Facial recognition methods, used by Facebook to tag photos and by phone makers to secure phones, are widely used in China (and elsewhere) for mass surveillance. In some regions, police patrol booths, and cameras, are omnipresent and individuals are required to record detailed high resolution facial imagery for the police.

Entity resolution techniques were first used long ago in customer databases to identify and merge potentially duplicate customer records. Expanding capabilities allowed them to be used more widely in law enforcement across different data sources to identify fugitive criminals and potential terrorists.
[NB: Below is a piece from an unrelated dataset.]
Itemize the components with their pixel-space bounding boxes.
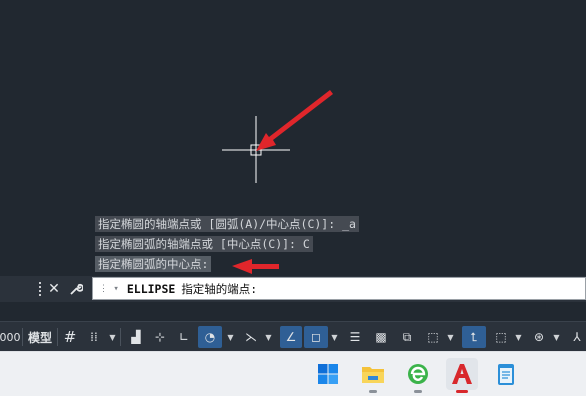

More recently they have been used to track down otherwise law-abiding undocumented immigrants in the U.S. In China, they are used to ease the otherwise crushing administrative burden of mass surveillance by automating the monitoring of suspicious individuals, and tracking their activity.

Privately-calculated financial credit scores applied to individuals by machine learning algorithms have been a mainstay of the financial system for decades. The government of China is in the process of replacing traditional financial credit scores with more comprehensive “social credit scores,” which can take into account non-financial behavioral variables such as propensity for online gaming, personal shopping habits, and religious affiliation. Automated tracking and assessment of “social suitability” seems to be the goal.

For more details, and a global picture, check out this Carnegie Endowment report.

Data science researchers owe it to society to think through the implications of their work. It’s difficult to escape the conclusion, though, that “technology will out,” and, if something can be done, it will be done. It’s like water running downhill – it may dam up temporarily when it encounters an obstacle, but it will eventually find a way around.